Thommen Medical wählt damit dieselbe Strategie wie die einstige Mutterfirma Mathys, aus der man als HATI Dental 1996 als Spin Off hervorging: enge Zusammenarbeit mit den anwendenden Ärzten, Einbezug ihrer Expertise bei Entwicklung und Verbesserung der Produkte und Werkzeuge. Thommen plant im Neubau sogar Bereiche, in dem sich Kunden selbständig bewegen können, wie Marzo ankündigt.
Das neue Gebäude wird übrigens vom Langendörfer Architekturbüro Borer (BA&P Architektur) gebaut und soll die neuesten Energiespar-Technologien beinhalten: Photovoltaik mit Eigenverbrauch, Luftwärmepumpen mit Wärmerückgewinnung auf dem Dach. Schon heute werde das Gebäude aus der Abwärme der Maschinen geheizt, merkt Marzo an.
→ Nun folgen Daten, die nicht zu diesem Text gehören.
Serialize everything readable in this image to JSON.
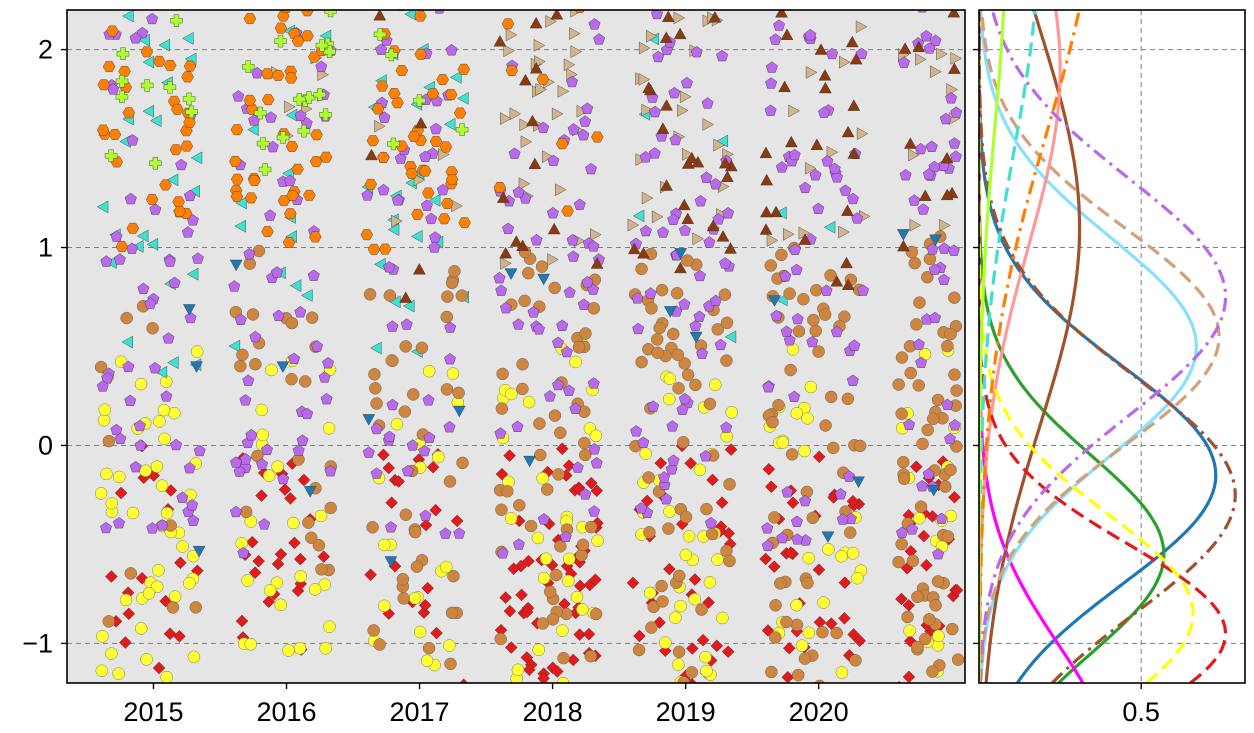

Nächstes Jahr kann die Firma das 20-Jahre Jubiläum feiern. Seit 2001 firmiert man unter dem Namen Thommen Medical, das Aktionariat liegt mehrheitlich bei der Familie Marzo; Livio Marzo ist ein Enkel des Mathys Firmengründer Robert Mathys und hat unlängst das VR-Präsidium der bekannten Bettlacher Orthopädietechnik-Firma in Familienbesitz übernommen. Beteiligt an Thommen Medical sind ferner ein «strategischer Investor», sowie Mitarbeiter und Kunden. Das Personal bestehe zu über 90 Prozent aus Fachspezialisten, mehrheitlich aus MINT-Berufen. Marzo liegt viel an der Unternehmenskultur. Er zitiert dazu Management-Legende Peter Drucker: «Die Kultur isst die Strategie zum Frühstück». Alle Mitarbeiter machten die Firmenkultur und den Erfolg aus, welche das Fundament der vier strategischen Pfeiler seien: Digitalisierung, Premiumpositionierung, Kernprodukt-Weiterentwickeln und profitables Wachstum.
Dies in einem Weltmarkt mit 7 Grossen Playern mit 20 verschiedenen Systemen mit zusammen 80 Prozent Marktanteil und weiteren 350 Firmen mit zusammen 20 Prozent. «Wir haben ein einzelnes System, dass sich in diesem Markt seit 33 Jahren bewährt hat. Darauf wollen wir weiter aufbauen.» Ziel sei, das Wachstum der letzten Jahre fortzusetzen (seit 2002 durchschnittlich 20% pro Jahr). Konkrete Umsatz- und Gewinnzahlen veröffentlicht die Firma nicht. Dafür hält Marzo nicht zurück mit seiner politischen Meinung. Er kritisiert das Lavieren der Politik rund um das Verhältnis mit der EU: «Diese Unsicherheit ist Gift für die Wirtschaft in der Schweiz», mahnt er.
Mit den erwähnten Zahlen und Fakten konnte Thommen Medical auch die Jury des Swiss Venture Clubs interessieren und sich unlängst präsentieren. Die Firma gehört zu den sechs Finalistinnen des nächsten Awards des SVC Espace Mittelland, der (voraussichtlich) im kommenden März verliehen wird.